Il Protocollo sottoscritto a Palermo nel 2000 contro il traffico dei migranti afferma la prevalenza degli obblighi di protezione derivanti dal diritto umanitario internazionale, dalla CEDU e dalla Convenzione di Ginevra. E il Codice penale italiano prevede comunque all’art. 54 la esimente dello stato di necessità: il salvataggio di vite umane a mare, quella situazione di stato di necessità che può desumersi anche da elementi oggettivi senza che una valutazione discrezionale possa negarne successivamente l’esistenza. Il diritto internazionale del mare comprende nelle attività di soccorso a mare anche l’assistenza sanitaria ed il trasporto in luogo di sbarco sicuro ( delivery to a place of safety) anche in considerazione degli obblighi di protezione dei diversi stati e dell’ effettiva garanzia dei diritti fondamentali delle persone salvate, offerta dai paesi rivieraschi.
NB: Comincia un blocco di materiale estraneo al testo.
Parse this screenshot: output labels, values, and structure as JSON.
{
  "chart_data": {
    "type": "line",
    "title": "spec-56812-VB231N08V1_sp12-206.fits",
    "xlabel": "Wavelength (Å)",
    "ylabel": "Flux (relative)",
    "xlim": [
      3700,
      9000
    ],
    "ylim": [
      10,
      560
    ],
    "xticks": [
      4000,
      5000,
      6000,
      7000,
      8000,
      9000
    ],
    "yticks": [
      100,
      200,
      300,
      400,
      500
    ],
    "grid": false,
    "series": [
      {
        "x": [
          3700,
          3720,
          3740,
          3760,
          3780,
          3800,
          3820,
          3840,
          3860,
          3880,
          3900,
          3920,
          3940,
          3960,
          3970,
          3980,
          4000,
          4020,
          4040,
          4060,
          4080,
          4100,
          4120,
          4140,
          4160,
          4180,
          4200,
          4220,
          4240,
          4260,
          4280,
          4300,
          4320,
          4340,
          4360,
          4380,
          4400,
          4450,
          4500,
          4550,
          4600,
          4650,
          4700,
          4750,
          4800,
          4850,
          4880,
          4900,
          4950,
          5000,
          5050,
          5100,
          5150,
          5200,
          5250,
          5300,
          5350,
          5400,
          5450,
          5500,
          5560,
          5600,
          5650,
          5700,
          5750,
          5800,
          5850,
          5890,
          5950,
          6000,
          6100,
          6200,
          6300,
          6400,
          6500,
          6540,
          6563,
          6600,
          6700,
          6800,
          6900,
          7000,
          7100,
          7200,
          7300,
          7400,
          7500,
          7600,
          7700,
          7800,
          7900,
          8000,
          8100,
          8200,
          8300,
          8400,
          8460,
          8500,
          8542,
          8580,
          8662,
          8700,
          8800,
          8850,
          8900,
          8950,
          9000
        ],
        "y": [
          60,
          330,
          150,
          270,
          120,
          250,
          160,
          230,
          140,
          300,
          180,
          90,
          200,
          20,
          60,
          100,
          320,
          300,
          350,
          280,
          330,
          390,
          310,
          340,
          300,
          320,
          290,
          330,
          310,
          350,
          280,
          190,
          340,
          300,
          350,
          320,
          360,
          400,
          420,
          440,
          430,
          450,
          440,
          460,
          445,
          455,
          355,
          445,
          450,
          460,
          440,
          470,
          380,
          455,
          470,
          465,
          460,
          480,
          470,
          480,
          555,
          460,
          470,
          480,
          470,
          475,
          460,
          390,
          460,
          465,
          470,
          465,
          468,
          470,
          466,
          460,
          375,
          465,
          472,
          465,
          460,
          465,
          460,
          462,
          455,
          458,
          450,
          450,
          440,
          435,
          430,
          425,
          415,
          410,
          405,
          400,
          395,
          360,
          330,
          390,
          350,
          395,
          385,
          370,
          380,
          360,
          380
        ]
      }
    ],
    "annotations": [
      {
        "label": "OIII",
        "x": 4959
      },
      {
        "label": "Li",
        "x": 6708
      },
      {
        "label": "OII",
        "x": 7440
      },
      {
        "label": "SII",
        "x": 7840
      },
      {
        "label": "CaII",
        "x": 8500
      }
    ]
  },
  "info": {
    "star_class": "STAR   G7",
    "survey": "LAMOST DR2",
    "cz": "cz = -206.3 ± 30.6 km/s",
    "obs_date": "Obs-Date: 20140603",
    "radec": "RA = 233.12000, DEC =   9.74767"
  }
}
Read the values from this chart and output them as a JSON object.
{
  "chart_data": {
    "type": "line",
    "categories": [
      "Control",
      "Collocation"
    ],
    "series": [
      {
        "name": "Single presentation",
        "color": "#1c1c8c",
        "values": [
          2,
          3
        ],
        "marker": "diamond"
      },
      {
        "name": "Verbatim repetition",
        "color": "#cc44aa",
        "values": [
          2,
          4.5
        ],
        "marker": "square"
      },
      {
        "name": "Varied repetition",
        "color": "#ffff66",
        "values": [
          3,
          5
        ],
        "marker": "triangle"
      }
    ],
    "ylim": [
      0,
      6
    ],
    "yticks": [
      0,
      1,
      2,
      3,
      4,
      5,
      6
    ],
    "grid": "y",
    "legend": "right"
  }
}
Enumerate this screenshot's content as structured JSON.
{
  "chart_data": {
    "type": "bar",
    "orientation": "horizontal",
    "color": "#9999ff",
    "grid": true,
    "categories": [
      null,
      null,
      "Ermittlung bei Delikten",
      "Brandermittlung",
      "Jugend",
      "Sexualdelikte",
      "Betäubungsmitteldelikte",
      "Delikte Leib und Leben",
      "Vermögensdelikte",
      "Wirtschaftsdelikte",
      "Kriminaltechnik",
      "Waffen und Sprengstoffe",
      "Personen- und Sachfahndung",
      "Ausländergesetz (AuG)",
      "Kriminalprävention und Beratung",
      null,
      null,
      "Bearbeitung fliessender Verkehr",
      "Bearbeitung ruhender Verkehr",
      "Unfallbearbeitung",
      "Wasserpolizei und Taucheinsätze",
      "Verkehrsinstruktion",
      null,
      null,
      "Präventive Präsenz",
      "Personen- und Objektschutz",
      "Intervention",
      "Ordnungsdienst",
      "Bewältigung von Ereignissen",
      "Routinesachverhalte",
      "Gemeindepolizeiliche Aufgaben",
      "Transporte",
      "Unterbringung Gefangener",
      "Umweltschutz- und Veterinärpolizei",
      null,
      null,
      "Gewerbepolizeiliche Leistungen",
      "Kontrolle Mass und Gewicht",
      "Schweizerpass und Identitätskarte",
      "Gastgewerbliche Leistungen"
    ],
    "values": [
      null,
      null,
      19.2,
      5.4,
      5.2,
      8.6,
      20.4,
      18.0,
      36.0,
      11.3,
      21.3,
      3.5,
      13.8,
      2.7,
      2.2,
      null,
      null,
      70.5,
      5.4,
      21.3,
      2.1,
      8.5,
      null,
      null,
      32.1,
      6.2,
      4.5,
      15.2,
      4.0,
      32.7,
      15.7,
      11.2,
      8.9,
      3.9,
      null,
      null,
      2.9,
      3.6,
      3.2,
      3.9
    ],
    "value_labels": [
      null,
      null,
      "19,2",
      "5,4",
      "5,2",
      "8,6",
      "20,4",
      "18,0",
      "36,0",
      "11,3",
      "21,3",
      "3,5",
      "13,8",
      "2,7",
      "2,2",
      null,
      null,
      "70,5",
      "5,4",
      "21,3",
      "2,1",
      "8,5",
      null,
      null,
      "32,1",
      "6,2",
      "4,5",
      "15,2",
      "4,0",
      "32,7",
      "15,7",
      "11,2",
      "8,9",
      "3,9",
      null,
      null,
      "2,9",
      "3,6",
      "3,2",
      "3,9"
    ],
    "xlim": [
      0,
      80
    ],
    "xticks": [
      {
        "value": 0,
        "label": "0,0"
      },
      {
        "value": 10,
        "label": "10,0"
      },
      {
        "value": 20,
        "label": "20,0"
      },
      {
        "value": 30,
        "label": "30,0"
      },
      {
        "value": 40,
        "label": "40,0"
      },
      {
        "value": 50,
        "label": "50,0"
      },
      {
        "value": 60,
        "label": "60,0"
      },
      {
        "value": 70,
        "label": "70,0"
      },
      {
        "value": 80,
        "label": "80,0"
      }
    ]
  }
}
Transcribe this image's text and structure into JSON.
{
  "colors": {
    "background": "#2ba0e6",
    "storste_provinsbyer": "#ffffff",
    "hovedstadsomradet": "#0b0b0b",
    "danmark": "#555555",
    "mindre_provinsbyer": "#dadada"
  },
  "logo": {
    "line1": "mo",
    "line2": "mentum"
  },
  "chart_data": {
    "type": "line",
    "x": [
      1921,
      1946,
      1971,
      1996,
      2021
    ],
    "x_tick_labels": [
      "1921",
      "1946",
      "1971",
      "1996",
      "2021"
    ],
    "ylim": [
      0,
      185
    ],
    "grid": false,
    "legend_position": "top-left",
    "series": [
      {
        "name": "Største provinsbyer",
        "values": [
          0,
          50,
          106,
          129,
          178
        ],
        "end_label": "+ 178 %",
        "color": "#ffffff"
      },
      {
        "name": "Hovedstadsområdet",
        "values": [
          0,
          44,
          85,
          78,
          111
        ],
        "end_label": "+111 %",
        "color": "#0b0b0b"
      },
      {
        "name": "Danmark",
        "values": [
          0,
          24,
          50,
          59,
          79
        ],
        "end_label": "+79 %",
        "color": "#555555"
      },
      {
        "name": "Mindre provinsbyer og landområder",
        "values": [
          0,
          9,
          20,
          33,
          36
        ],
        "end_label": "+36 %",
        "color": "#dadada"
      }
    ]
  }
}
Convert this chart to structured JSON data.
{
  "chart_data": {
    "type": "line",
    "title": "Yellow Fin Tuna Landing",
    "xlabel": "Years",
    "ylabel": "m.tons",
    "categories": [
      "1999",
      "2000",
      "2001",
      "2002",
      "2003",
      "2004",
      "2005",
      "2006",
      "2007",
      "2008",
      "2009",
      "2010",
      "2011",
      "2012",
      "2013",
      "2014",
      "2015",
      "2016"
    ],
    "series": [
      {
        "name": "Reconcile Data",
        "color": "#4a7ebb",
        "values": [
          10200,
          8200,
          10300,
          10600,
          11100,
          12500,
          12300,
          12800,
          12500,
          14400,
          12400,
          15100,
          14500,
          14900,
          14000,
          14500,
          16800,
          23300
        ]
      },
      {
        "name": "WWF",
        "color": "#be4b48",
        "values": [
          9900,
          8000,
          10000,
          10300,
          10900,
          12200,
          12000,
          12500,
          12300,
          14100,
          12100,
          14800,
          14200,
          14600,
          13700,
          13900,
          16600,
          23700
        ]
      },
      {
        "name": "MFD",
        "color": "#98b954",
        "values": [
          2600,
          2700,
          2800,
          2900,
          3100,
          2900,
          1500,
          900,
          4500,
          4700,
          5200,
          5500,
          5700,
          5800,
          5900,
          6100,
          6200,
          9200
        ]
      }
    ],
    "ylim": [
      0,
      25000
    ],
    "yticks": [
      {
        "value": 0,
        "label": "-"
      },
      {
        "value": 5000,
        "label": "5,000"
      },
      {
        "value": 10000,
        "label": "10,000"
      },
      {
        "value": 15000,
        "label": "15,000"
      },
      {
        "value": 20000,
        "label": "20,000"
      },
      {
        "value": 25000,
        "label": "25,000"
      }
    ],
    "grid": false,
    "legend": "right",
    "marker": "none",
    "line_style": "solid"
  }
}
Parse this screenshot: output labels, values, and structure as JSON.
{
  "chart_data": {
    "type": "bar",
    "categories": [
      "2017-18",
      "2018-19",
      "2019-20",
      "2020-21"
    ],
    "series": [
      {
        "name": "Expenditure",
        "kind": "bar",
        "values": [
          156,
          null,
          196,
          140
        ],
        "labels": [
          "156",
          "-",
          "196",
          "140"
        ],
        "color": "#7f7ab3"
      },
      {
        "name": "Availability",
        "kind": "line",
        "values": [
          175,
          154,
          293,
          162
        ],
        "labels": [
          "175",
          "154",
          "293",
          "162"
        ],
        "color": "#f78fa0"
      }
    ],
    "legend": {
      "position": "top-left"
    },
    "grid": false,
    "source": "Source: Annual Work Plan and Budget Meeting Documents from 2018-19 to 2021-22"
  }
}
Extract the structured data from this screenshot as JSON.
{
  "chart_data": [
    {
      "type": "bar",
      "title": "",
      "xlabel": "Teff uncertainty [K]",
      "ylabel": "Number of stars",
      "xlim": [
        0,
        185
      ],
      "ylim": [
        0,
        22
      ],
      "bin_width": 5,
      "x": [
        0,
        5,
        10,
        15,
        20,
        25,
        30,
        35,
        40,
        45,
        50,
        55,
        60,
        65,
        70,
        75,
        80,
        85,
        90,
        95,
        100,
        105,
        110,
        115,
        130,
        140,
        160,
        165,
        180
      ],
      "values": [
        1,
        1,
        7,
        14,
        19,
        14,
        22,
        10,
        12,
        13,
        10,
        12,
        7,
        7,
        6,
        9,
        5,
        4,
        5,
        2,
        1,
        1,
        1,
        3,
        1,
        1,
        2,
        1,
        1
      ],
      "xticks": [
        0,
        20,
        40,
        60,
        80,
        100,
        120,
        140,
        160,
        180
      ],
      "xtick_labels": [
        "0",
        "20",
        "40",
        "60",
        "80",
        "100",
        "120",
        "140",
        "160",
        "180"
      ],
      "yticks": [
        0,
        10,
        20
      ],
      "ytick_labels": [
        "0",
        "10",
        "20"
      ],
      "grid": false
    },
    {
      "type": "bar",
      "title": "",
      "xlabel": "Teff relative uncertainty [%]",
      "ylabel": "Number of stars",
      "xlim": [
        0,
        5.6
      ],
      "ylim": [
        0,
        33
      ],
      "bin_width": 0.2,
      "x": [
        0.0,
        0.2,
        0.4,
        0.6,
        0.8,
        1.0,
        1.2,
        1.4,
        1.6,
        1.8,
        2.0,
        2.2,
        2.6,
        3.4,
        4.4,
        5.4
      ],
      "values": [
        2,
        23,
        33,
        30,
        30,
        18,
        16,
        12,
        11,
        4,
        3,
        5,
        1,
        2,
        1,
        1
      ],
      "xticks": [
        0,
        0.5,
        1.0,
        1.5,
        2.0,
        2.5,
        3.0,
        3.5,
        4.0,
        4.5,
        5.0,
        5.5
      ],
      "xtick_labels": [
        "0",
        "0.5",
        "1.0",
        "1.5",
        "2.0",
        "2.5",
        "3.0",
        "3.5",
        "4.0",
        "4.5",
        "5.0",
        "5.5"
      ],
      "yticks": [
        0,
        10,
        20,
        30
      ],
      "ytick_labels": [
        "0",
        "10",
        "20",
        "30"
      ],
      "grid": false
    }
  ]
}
Non vorremmo che si ripetesse ancora il caso del peschereccio Cartagena di Mazara del Vallo che nel pomeriggio del 22 marzo del 2005, poco prima di sera, aveva avvistato a sud di Lampedusa una barca di dieci metri carica di un centinaio di migranti, proseguendo nella navigazione dopo avere lanciato l’allarme via radio ed allontanandosi dopo avere saputo dell’intervento della marina militare. Di quella imbarcazione e dei suoi disperati occupanti scomparsi nella notte non è rimasta alcuna traccia. Vogliamo sperare che siano comunque sopravvissuti, ma nessuno saprà mai la verità.
E non vorremmo neppure che le grandi navi commerciali continuino ad ignorare sistematicamente le imbarcazioni dei migranti in procinto di affondare. In base al diritto internazionale i comandanti di queste navi hanno l’obbligo di salvare ogni persona che si trovi in pericolo di vita a mare lungo la loro rotta. Come testimoniano molti superstiti delle ricorrenti tragedie dell’immigrazione clandestina, troppo spesso i comandanti di queste grandi unità non si fermano in prossimità di “carrette del mare” sempre più piccole (per sfuggire ai controlli), in evidenti condizioni di instabilità anche con il mare calmo, e dunque di fronte a situazioni di grave pericolo per le persone. Spesso, prevale la paura di restare bloccati dai controlli di polizia con il rischio di compromettere il risultato economico del viaggio. Occorre ribadire la necessità che anche le navi commerciali concorrano alla salvaguardia della vita umana a mare, sbarcando poi i migranti nel porto che riterrà più opportuno il comandante, rispetto alla rotta ed ai tempi del viaggio, a condizione però che si tratti di un luogo nel quale sia possibile avere accesso alla procedura di asilo, godere della libertà personale, dell’assistenza di un interprete e di efficaci mezzi di ricorso legale. Come prescritto dalle direttive comunitarie e dalle Costituzioni nazionali.Nulla di più di quello che dovrebbe garantire un paese democratico. Nulla di più di quello che qualunque paese stipuli un accordo di riammissione dovrebbe garantire ai democratici governi della fortezza Europa.